Director/Writer/Producer: Anita Wen-Shin Chang
Documentary | Beta | Color | 2005 | 52 minutes | USA
Anita Chang’s grandmother was an award-winning writer and an activist
with the Taipei Women’s Rights Organization. This biographical
documentary looks at the challenges of constructing history, both the
personal history of Ama and the political history of post-colonial,
globalized Taiwan.
Canadian Premiere
The Women’s Kingdom

Director/Writer/Producer: Xialoi Zhou
Documentary | Beta | Colour | 2005 | 21 minutes | USA
The Mosuo are a minority tribe who live by a beautiful lake in
Southwestern China. They are known as the last matriarchal society in
China because of their 1,000 year old practice of “walking marriage”.
Mosuo men walk into the rooms of women at night, and leave at daybreak.

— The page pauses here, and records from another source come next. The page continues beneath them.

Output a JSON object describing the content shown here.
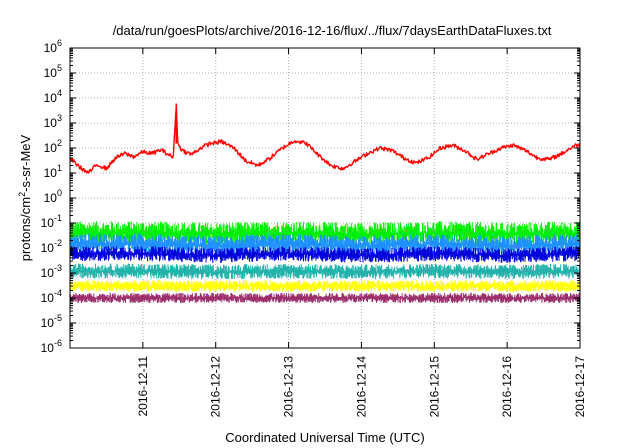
{
  "chart_data": {
    "type": "line",
    "title": "/data/run/goesPlots/archive/2016-12-16/flux/../flux/7daysEarthDataFluxes.txt",
    "xlabel": "Coordinated Universal Time (UTC)",
    "ylabel": {
      "pre": "protons/cm",
      "sup": "2",
      "post": "-s-sr-MeV"
    },
    "yscale": "log",
    "ylim": [
      1e-06,
      1000000.0
    ],
    "xlim": [
      "2016-12-10T00:00",
      "2016-12-17T00:00"
    ],
    "grid": true,
    "x_ticks": [
      "2016-12-11",
      "2016-12-12",
      "2016-12-13",
      "2016-12-14",
      "2016-12-15",
      "2016-12-16",
      "2016-12-17"
    ],
    "y_ticks": [
      {
        "value": 1e-06,
        "base": "10",
        "exp": "-6"
      },
      {
        "value": 1e-05,
        "base": "10",
        "exp": "-5"
      },
      {
        "value": 0.0001,
        "base": "10",
        "exp": "-4"
      },
      {
        "value": 0.001,
        "base": "10",
        "exp": "-3"
      },
      {
        "value": 0.01,
        "base": "10",
        "exp": "-2"
      },
      {
        "value": 0.1,
        "base": "10",
        "exp": "-1"
      },
      {
        "value": 1,
        "base": "10",
        "exp": "0"
      },
      {
        "value": 10.0,
        "base": "10",
        "exp": "1"
      },
      {
        "value": 100.0,
        "base": "10",
        "exp": "2"
      },
      {
        "value": 1000.0,
        "base": "10",
        "exp": "3"
      },
      {
        "value": 10000.0,
        "base": "10",
        "exp": "4"
      },
      {
        "value": 100000.0,
        "base": "10",
        "exp": "5"
      },
      {
        "value": 1000000.0,
        "base": "10",
        "exp": "6"
      }
    ],
    "series": [
      {
        "color": "#ff0000",
        "style": "line",
        "points": [
          [
            "2016-12-10T00:00",
            40
          ],
          [
            "2016-12-10T03:00",
            18
          ],
          [
            "2016-12-10T06:00",
            10
          ],
          [
            "2016-12-10T09:00",
            22
          ],
          [
            "2016-12-10T12:00",
            15
          ],
          [
            "2016-12-10T15:00",
            40
          ],
          [
            "2016-12-10T18:00",
            60
          ],
          [
            "2016-12-10T21:00",
            45
          ],
          [
            "2016-12-11T00:00",
            70
          ],
          [
            "2016-12-11T03:00",
            60
          ],
          [
            "2016-12-11T06:00",
            85
          ],
          [
            "2016-12-11T09:00",
            50
          ],
          [
            "2016-12-11T10:00",
            40
          ],
          [
            "2016-12-11T11:00",
            6000
          ],
          [
            "2016-12-11T11:30",
            150
          ],
          [
            "2016-12-11T13:00",
            80
          ],
          [
            "2016-12-11T16:00",
            55
          ],
          [
            "2016-12-11T19:00",
            100
          ],
          [
            "2016-12-11T22:00",
            150
          ],
          [
            "2016-12-12T02:00",
            180
          ],
          [
            "2016-12-12T06:00",
            100
          ],
          [
            "2016-12-12T10:00",
            30
          ],
          [
            "2016-12-12T14:00",
            20
          ],
          [
            "2016-12-12T18:00",
            40
          ],
          [
            "2016-12-12T22:00",
            100
          ],
          [
            "2016-12-13T02:00",
            200
          ],
          [
            "2016-12-13T06:00",
            150
          ],
          [
            "2016-12-13T10:00",
            50
          ],
          [
            "2016-12-13T14:00",
            20
          ],
          [
            "2016-12-13T18:00",
            15
          ],
          [
            "2016-12-13T22:00",
            30
          ],
          [
            "2016-12-14T02:00",
            60
          ],
          [
            "2016-12-14T06:00",
            100
          ],
          [
            "2016-12-14T10:00",
            80
          ],
          [
            "2016-12-14T14:00",
            40
          ],
          [
            "2016-12-14T18:00",
            25
          ],
          [
            "2016-12-14T22:00",
            40
          ],
          [
            "2016-12-15T02:00",
            100
          ],
          [
            "2016-12-15T06:00",
            130
          ],
          [
            "2016-12-15T10:00",
            80
          ],
          [
            "2016-12-15T14:00",
            35
          ],
          [
            "2016-12-15T18:00",
            60
          ],
          [
            "2016-12-15T22:00",
            100
          ],
          [
            "2016-12-16T02:00",
            130
          ],
          [
            "2016-12-16T06:00",
            80
          ],
          [
            "2016-12-16T10:00",
            40
          ],
          [
            "2016-12-16T14:00",
            35
          ],
          [
            "2016-12-16T18:00",
            60
          ],
          [
            "2016-12-16T22:00",
            120
          ],
          [
            "2016-12-17T00:00",
            140
          ]
        ]
      },
      {
        "color": "#00ee00",
        "style": "band",
        "noise": 3,
        "points": [
          [
            "2016-12-10T00:00",
            0.04
          ],
          [
            "2016-12-11T00:00",
            0.04
          ],
          [
            "2016-12-12T00:00",
            0.035
          ],
          [
            "2016-12-13T00:00",
            0.04
          ],
          [
            "2016-12-14T00:00",
            0.035
          ],
          [
            "2016-12-15T00:00",
            0.04
          ],
          [
            "2016-12-16T00:00",
            0.035
          ],
          [
            "2016-12-17T00:00",
            0.04
          ]
        ]
      },
      {
        "color": "#1e90ff",
        "style": "band",
        "noise": 2.5,
        "points": [
          [
            "2016-12-10T00:00",
            0.015
          ],
          [
            "2016-12-11T00:00",
            0.015
          ],
          [
            "2016-12-12T00:00",
            0.012
          ],
          [
            "2016-12-13T00:00",
            0.015
          ],
          [
            "2016-12-14T00:00",
            0.012
          ],
          [
            "2016-12-15T00:00",
            0.015
          ],
          [
            "2016-12-16T00:00",
            0.012
          ],
          [
            "2016-12-17T00:00",
            0.015
          ]
        ]
      },
      {
        "color": "#0000dd",
        "style": "band",
        "noise": 2,
        "points": [
          [
            "2016-12-10T00:00",
            0.006
          ],
          [
            "2016-12-11T00:00",
            0.006
          ],
          [
            "2016-12-12T00:00",
            0.005
          ],
          [
            "2016-12-13T00:00",
            0.006
          ],
          [
            "2016-12-14T00:00",
            0.005
          ],
          [
            "2016-12-15T00:00",
            0.006
          ],
          [
            "2016-12-16T00:00",
            0.005
          ],
          [
            "2016-12-17T00:00",
            0.006
          ]
        ]
      },
      {
        "color": "#20b2aa",
        "style": "band",
        "noise": 2,
        "points": [
          [
            "2016-12-10T00:00",
            0.0012
          ],
          [
            "2016-12-11T00:00",
            0.0012
          ],
          [
            "2016-12-12T00:00",
            0.0011
          ],
          [
            "2016-12-13T00:00",
            0.0012
          ],
          [
            "2016-12-14T00:00",
            0.0011
          ],
          [
            "2016-12-15T00:00",
            0.0012
          ],
          [
            "2016-12-16T00:00",
            0.0011
          ],
          [
            "2016-12-17T00:00",
            0.0012
          ]
        ]
      },
      {
        "color": "#ffff00",
        "style": "band",
        "noise": 1.7,
        "points": [
          [
            "2016-12-10T00:00",
            0.0003
          ],
          [
            "2016-12-11T00:00",
            0.0003
          ],
          [
            "2016-12-12T00:00",
            0.0003
          ],
          [
            "2016-12-13T00:00",
            0.0003
          ],
          [
            "2016-12-14T00:00",
            0.0003
          ],
          [
            "2016-12-15T00:00",
            0.0003
          ],
          [
            "2016-12-16T00:00",
            0.0003
          ],
          [
            "2016-12-17T00:00",
            0.0003
          ]
        ]
      },
      {
        "color": "#9b2d6a",
        "style": "band",
        "noise": 1.6,
        "points": [
          [
            "2016-12-10T00:00",
            0.0001
          ],
          [
            "2016-12-11T00:00",
            0.0001
          ],
          [
            "2016-12-12T00:00",
            0.0001
          ],
          [
            "2016-12-13T00:00",
            0.0001
          ],
          [
            "2016-12-14T00:00",
            0.0001
          ],
          [
            "2016-12-15T00:00",
            0.0001
          ],
          [
            "2016-12-16T00:00",
            0.0001
          ],
          [
            "2016-12-17T00:00",
            0.0001
          ]
        ]
      }
    ]
  }
}
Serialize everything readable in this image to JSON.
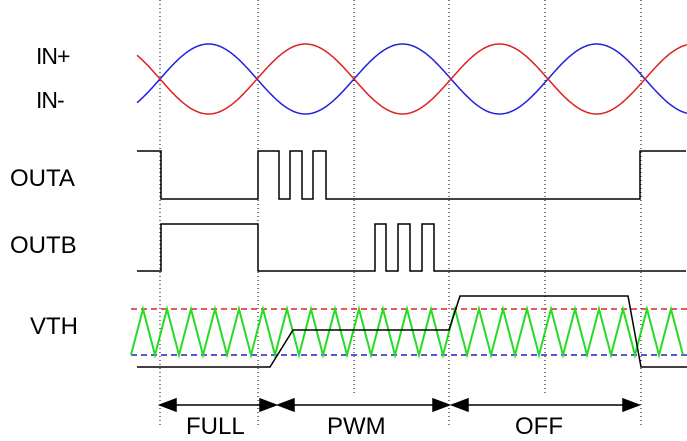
{
  "signals": {
    "in_plus": "IN+",
    "in_minus": "IN-",
    "outa": "OUTA",
    "outb": "OUTB",
    "vth": "VTH"
  },
  "regions": {
    "full": "FULL",
    "pwm": "PWM",
    "off": "OFF"
  },
  "colors": {
    "in_plus": "#2222dd",
    "in_minus": "#dd2222",
    "outputs": "#000000",
    "triangle": "#22dd22",
    "vth_upper_threshold": "#dd2222",
    "vth_lower_threshold": "#2222cc",
    "guides": "#000000"
  }
}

In Mosuo, women don’t depend on men for money, and fathers don’t live
with their children. Many tourists have started to visit the Mosuo
because they believe it is a “free love” society. Tourism has brought
the Mosuo wealth, but it has also changed their culture. What kinds of
dilemmas are the Mosuo now struggling with, and how do they feel about
the future?
Canadian Premiere
Celebrity Host for this program:

Kameron Louangxay
A graduate of the UBC Theatre Department, Kaeron has spent the past 2
years in Toronto and currently calls Vancouver home. Past and recent
work includes 16 Blocks, Mayday, the Canadian film short, Comrade Mine, and Mina Shum’s Long Life, Happiness, and Prosperity.